# Does cross entropy loss implicitly applies log_softmax?

Hi folks,
I’m bit confused in regards to the proper usage of cross entropy loss and log_softmax.
I’ve read somewhere that `nn.CrossEntropyLoss()` implicitly applies `nn.LogSoftmax` on the output from your net, is that true?
In that case is the implementation here wrong?

I’ve also read that if you want to be more verbose you could use `nn.NLLLoss()` with `nn.functional.F.log_softmax()`, is that true? In some experiments with some small MLPs using the above combination didn’t yield as good results as using simiply `nn.CrossEntropyLoss()`, are there any other intrinsic differences we should be aware of?

Thanks!

The implementation looks indeed wrong, as the code seems to combine `nn.LogSoftmax` with `nn.CrossEntropyLoss`.

Yes, you can see it in this line of code.

Both approaches should yield the same results.
The only possible mistake I could think of is if you specify the wrong `dim` using `F.log_softmax`.

Thank you, it cleared a lot of things out. The dim I was using in `F.log_softmax` was `-1`.
If you don’t mind me asking another stupid question I’ve noticed that `torch.topk()` with `k=1` actually works like `torch.max()` on a 2-dim `x` input over the `dim=1`. Am I correct in assuming that? When I first saw `torch.topk()` with `k=1` it confused me a lot as I was expecting the result to be just one value returned, and that would be the first top result?
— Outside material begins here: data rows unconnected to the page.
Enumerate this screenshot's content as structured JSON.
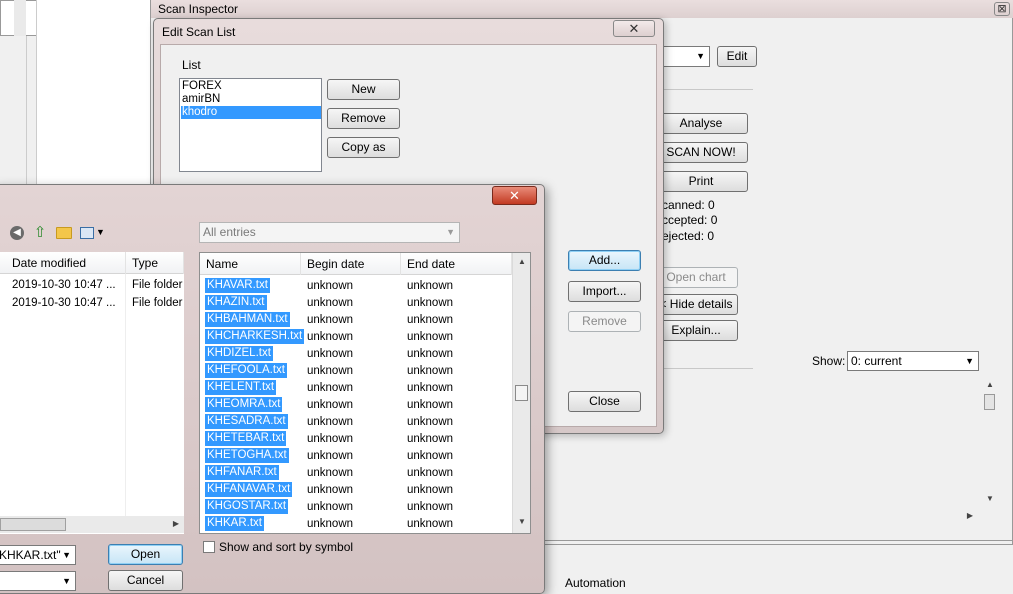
{
  "scan_inspector": {
    "title": "Scan Inspector",
    "close_label": "⊠",
    "edit_label": "Edit",
    "analyse_label": "Analyse",
    "scan_now_label": "SCAN NOW!",
    "print_label": "Print",
    "scanned_text": "canned: 0",
    "accepted_text": "ccepted: 0",
    "rejected_text": "ejected: 0",
    "open_chart_label": "Open chart",
    "hide_details_label": "< Hide details",
    "explain_label": "Explain...",
    "show_label": "Show:",
    "show_value": "0: current",
    "bottom_tab": "Automation"
  },
  "edit_scan_list": {
    "title": "Edit Scan List",
    "close_label": "✕",
    "list_label": "List",
    "lists": [
      "FOREX",
      "amirBN",
      "khodro"
    ],
    "selected_list": "khodro",
    "new_label": "New",
    "remove_label": "Remove",
    "copy_as_label": "Copy as",
    "add_label": "Add...",
    "import_label": "Import...",
    "remove2_label": "Remove",
    "close_label2": "Close"
  },
  "file_dialog": {
    "close_label": "✕",
    "filter_value": "All entries",
    "left_columns": [
      "Date modified",
      "Type"
    ],
    "left_rows": [
      {
        "date": "2019-10-30 10:47 ...",
        "type": "File folder"
      },
      {
        "date": "2019-10-30 10:47 ...",
        "type": "File folder"
      }
    ],
    "columns": [
      "Name",
      "Begin date",
      "End date"
    ],
    "rows": [
      {
        "name": "KHAVAR.txt",
        "begin": "unknown",
        "end": "unknown"
      },
      {
        "name": "KHAZIN.txt",
        "begin": "unknown",
        "end": "unknown"
      },
      {
        "name": "KHBAHMAN.txt",
        "begin": "unknown",
        "end": "unknown"
      },
      {
        "name": "KHCHARKESH.txt",
        "begin": "unknown",
        "end": "unknown"
      },
      {
        "name": "KHDIZEL.txt",
        "begin": "unknown",
        "end": "unknown"
      },
      {
        "name": "KHEFOOLA.txt",
        "begin": "unknown",
        "end": "unknown"
      },
      {
        "name": "KHELENT.txt",
        "begin": "unknown",
        "end": "unknown"
      },
      {
        "name": "KHEOMRA.txt",
        "begin": "unknown",
        "end": "unknown"
      },
      {
        "name": "KHESADRA.txt",
        "begin": "unknown",
        "end": "unknown"
      },
      {
        "name": "KHETEBAR.txt",
        "begin": "unknown",
        "end": "unknown"
      },
      {
        "name": "KHETOGHA.txt",
        "begin": "unknown",
        "end": "unknown"
      },
      {
        "name": "KHFANAR.txt",
        "begin": "unknown",
        "end": "unknown"
      },
      {
        "name": "KHFANAVAR.txt",
        "begin": "unknown",
        "end": "unknown"
      },
      {
        "name": "KHGOSTAR.txt",
        "begin": "unknown",
        "end": "unknown"
      },
      {
        "name": "KHKAR.txt",
        "begin": "unknown",
        "end": "unknown"
      }
    ],
    "show_sort_label": "Show and sort by symbol",
    "filename_value": "KHKAR.txt\"",
    "open_label": "Open",
    "cancel_label": "Cancel"
  }
}
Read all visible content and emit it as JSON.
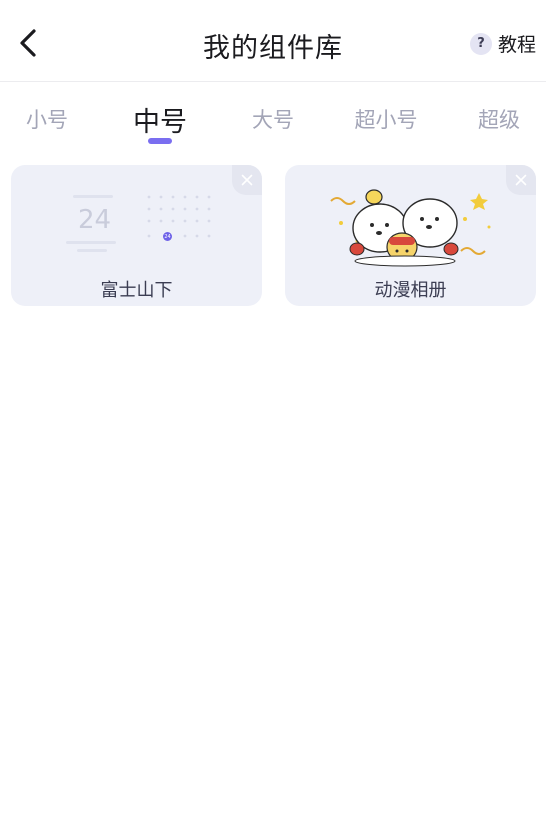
{
  "header": {
    "back_icon": "chevron-left-icon",
    "title": "我的组件库",
    "help_icon_glyph": "?",
    "help_label": "教程"
  },
  "tabs": [
    {
      "label": "小号",
      "active": false
    },
    {
      "label": "中号",
      "active": true
    },
    {
      "label": "大号",
      "active": false
    },
    {
      "label": "超小号",
      "active": false
    },
    {
      "label": "超级",
      "active": false
    }
  ],
  "accent_color": "#7a6ef0",
  "widgets": [
    {
      "label": "富士山下",
      "preview": {
        "clock_number": "24",
        "calendar_badge": "24"
      },
      "close_icon": "close-icon"
    },
    {
      "label": "动漫相册",
      "preview": {
        "art": "cartoon-puppies-new-year-image"
      },
      "close_icon": "close-icon"
    }
  ]
}
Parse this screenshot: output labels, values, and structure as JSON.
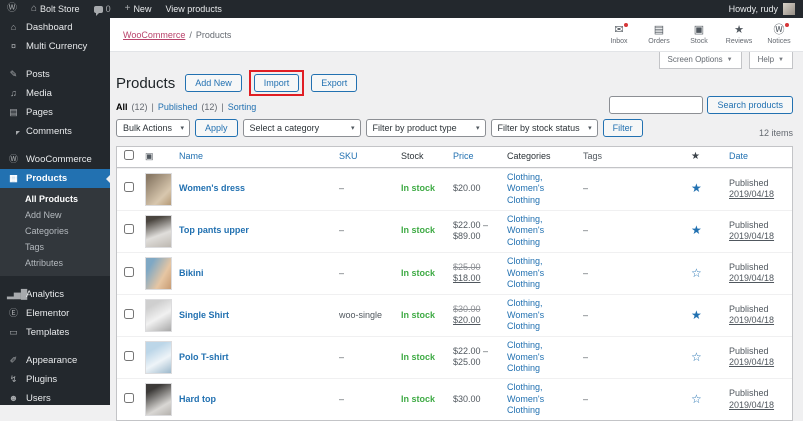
{
  "colors": {
    "accent_blue": "#2271b1",
    "instock_green": "#3fab45",
    "annotation_red": "#e01e24",
    "admin_dark": "#23282d",
    "breadcrumb_pink": "#b8436b"
  },
  "admin_bar": {
    "wp_logo_glyph": "Ⓦ",
    "home_glyph": "⌂",
    "site_name": "Bolt Store",
    "comments_count": "0",
    "plus_glyph": "+",
    "new_label": "New",
    "view_products_label": "View products",
    "howdy": "Howdy, rudy"
  },
  "sidebar": {
    "items": [
      {
        "label": "Dashboard",
        "icon": "⌂"
      },
      {
        "label": "Multi Currency",
        "icon": "¤"
      },
      {
        "label": "Posts",
        "icon": "✎"
      },
      {
        "label": "Media",
        "icon": "♫"
      },
      {
        "label": "Pages",
        "icon": "▤"
      },
      {
        "label": "Comments",
        "icon": ""
      },
      {
        "label": "WooCommerce",
        "icon": "Ⓦ"
      },
      {
        "label": "Products",
        "icon": "▦"
      },
      {
        "label": "Analytics",
        "icon": "▂▅█"
      },
      {
        "label": "Elementor",
        "icon": "Ⓔ"
      },
      {
        "label": "Templates",
        "icon": "▭"
      },
      {
        "label": "Appearance",
        "icon": "✐"
      },
      {
        "label": "Plugins",
        "icon": "↯"
      },
      {
        "label": "Users",
        "icon": "☻"
      }
    ],
    "products_submenu": [
      {
        "label": "All Products",
        "current": true
      },
      {
        "label": "Add New",
        "current": false
      },
      {
        "label": "Categories",
        "current": false
      },
      {
        "label": "Tags",
        "current": false
      },
      {
        "label": "Attributes",
        "current": false
      }
    ]
  },
  "header": {
    "breadcrumb_link": "WooCommerce",
    "breadcrumb_sep": "/",
    "breadcrumb_current": "Products",
    "activity": [
      {
        "label": "Inbox",
        "icon": "✉",
        "dot": true
      },
      {
        "label": "Orders",
        "icon": "▤",
        "dot": false
      },
      {
        "label": "Stock",
        "icon": "▣",
        "dot": false
      },
      {
        "label": "Reviews",
        "icon": "★",
        "dot": false
      },
      {
        "label": "Notices",
        "icon": "Ⓦ",
        "dot": true
      }
    ],
    "screen_options_label": "Screen Options",
    "help_label": "Help",
    "caret": "▼"
  },
  "page": {
    "title": "Products",
    "add_new_label": "Add New",
    "import_label": "Import",
    "export_label": "Export",
    "views": {
      "all_label": "All",
      "all_count": "(12)",
      "published_label": "Published",
      "published_count": "(12)",
      "sorting_label": "Sorting",
      "sep": "|"
    },
    "bulk_actions_label": "Bulk Actions",
    "apply_label": "Apply",
    "category_filter_label": "Select a category",
    "type_filter_label": "Filter by product type",
    "stock_filter_label": "Filter by stock status",
    "filter_label": "Filter",
    "search_value": "",
    "search_button_label": "Search products",
    "items_count": "12 items",
    "select_caret": "▾"
  },
  "table": {
    "columns": {
      "image_glyph": "▣",
      "name": "Name",
      "sku": "SKU",
      "stock": "Stock",
      "price": "Price",
      "categories": "Categories",
      "tags": "Tags",
      "star": "★",
      "date": "Date"
    },
    "rows": [
      {
        "name": "Women's dress",
        "sku": "–",
        "stock": "In stock",
        "price1": "$20.00",
        "price1_del": false,
        "price2": "",
        "price2_ins": false,
        "categories": "Clothing, Women's Clothing",
        "tags": "–",
        "star": "★",
        "status": "Published",
        "date": "2019/04/18"
      },
      {
        "name": "Top pants upper",
        "sku": "–",
        "stock": "In stock",
        "price1": "$22.00 –",
        "price1_del": false,
        "price2": "$89.00",
        "price2_ins": false,
        "categories": "Clothing, Women's Clothing",
        "tags": "–",
        "star": "★",
        "status": "Published",
        "date": "2019/04/18"
      },
      {
        "name": "Bikini",
        "sku": "–",
        "stock": "In stock",
        "price1": "$25.00",
        "price1_del": true,
        "price2": "$18.00",
        "price2_ins": true,
        "categories": "Clothing, Women's Clothing",
        "tags": "–",
        "star": "☆",
        "status": "Published",
        "date": "2019/04/18"
      },
      {
        "name": "Single Shirt",
        "sku": "woo-single",
        "stock": "In stock",
        "price1": "$30.00",
        "price1_del": true,
        "price2": "$20.00",
        "price2_ins": true,
        "categories": "Clothing, Women's Clothing",
        "tags": "–",
        "star": "★",
        "status": "Published",
        "date": "2019/04/18"
      },
      {
        "name": "Polo T-shirt",
        "sku": "–",
        "stock": "In stock",
        "price1": "$22.00 –",
        "price1_del": false,
        "price2": "$25.00",
        "price2_ins": false,
        "categories": "Clothing, Women's Clothing",
        "tags": "–",
        "star": "☆",
        "status": "Published",
        "date": "2019/04/18"
      },
      {
        "name": "Hard top",
        "sku": "–",
        "stock": "In stock",
        "price1": "$30.00",
        "price1_del": false,
        "price2": "",
        "price2_ins": false,
        "categories": "Clothing, Women's Clothing",
        "tags": "–",
        "star": "☆",
        "status": "Published",
        "date": "2019/04/18"
      }
    ]
  }
}
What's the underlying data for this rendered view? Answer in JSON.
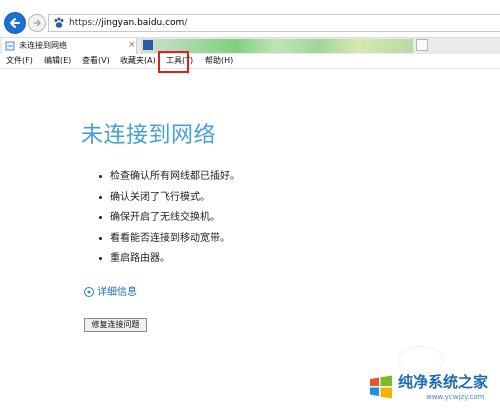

Yes, both methods will return the same outputs:

``````x = torch.randn(10, 5)
print(torch.max(x, dim=1, keepdim=True))
print(torch.topk(x, 1, dim=1))
``````
1 Like

Thanks a lot it makes sense, although thinking about it `topk` with `k=1` you would expect intuitively to return just the top k results a the function name says, and in this case that would have been 1 value returned.